A year after Tesis came Amenábar's even more impressive Abra los Ojos (Open Your Eyes), a complex psychological thriller in which a handsome young man is disfigured in an accident. It featured Eduardo Noriega and Penelope Cruz, and Tom Cruise bought the remake rights and starred in the US version directed by Cameron Crowe, but the qualities of the original got lost in translation.

Cruise was an executive producer on Amenábar's next film, his first in the English language, The Others, the spooky, atmosphere-steeped ghost story starring Nicole Kidman. His fourth film, The Sea Inside (Mar Adentro), continues Amenábar's preoccupation with the meaning of life - and death - which, I suggest to him, is unusual for a director so young.

"I wouldn't say I'm obsessed with that," he replies. "But when I look back, it's true that my films deal with those themes. I am interested in how we as individuals deal with the fact of death, that there is an end to the lives we have now - independently of the fact that there could be another beginning, or not." Does he believe in a life after death? "Actually, I don't. I'm an agnostic, which means I don't know. But just in case there's nothing, I prefer to see things from a human perspective. And I still think that I'm a moral person. I try to find sense in life itself and in our day-to-day experiences."

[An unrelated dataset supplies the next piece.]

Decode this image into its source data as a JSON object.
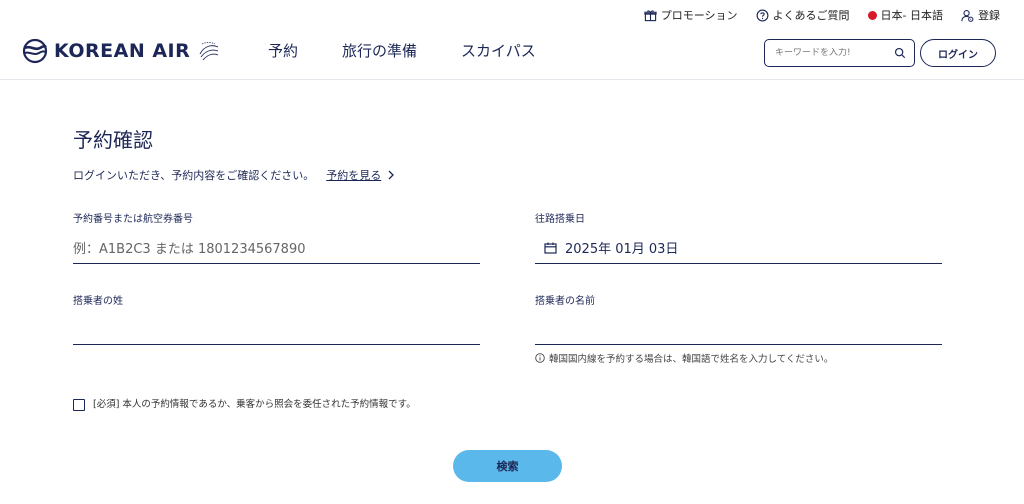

A quadriplegic man's claim for the right to suicide is the theme of The Sea Inside, Amenábar's masterly, thoughtful drama based on the experiences of Ramon Sampedro, a former ship's mechanic who was paralysed from the neck down after a diving accident when he was 26. He spent most of three decades confined to a bed as he fought his legal case "to die with dignity". When Sampedro finally arranged for his assisted suicide in January 1998, he had it videotaped.

"His final speech was shown on Spanish television after he died and it seemed like everyone in Spain saw it," Amenábar says. "The agony was cut out, but there was a lot of controversy about if it should have been shown or not. My impression was that Sampedro wanted people to see it. After I decided to make the film, I saw the whole video, and it wasn't easy to watch, because of the agony it showed.

"I had doubts about showing it in my film, because even though the film deals with death, I did not want to show something that was too difficult for the audience to watch. But I also felt it was important for the audience to know that he had suffered - because the government would not contemplate his case, he had to suffer. I hope I found a way of showing it, but didn't make it too strong for the audience to watch. I decided to connect it with the past by showing the accident as it happened to him, and the contrast between his life before and after the accident."

Although the film has been attacked as being pro-euthanasia, it also shows that the lawyer who supports Sampedro's case makes the decision that she wants to live when she contracts a degenerative disease. "When you are dealing with themes like this in a film, you have to be very careful," Amenábar says. "You don't want the film to be an insult to all the people who want to live, no matter what their disability is. I wanted to show both sides and I wanted to show that duality of life and death.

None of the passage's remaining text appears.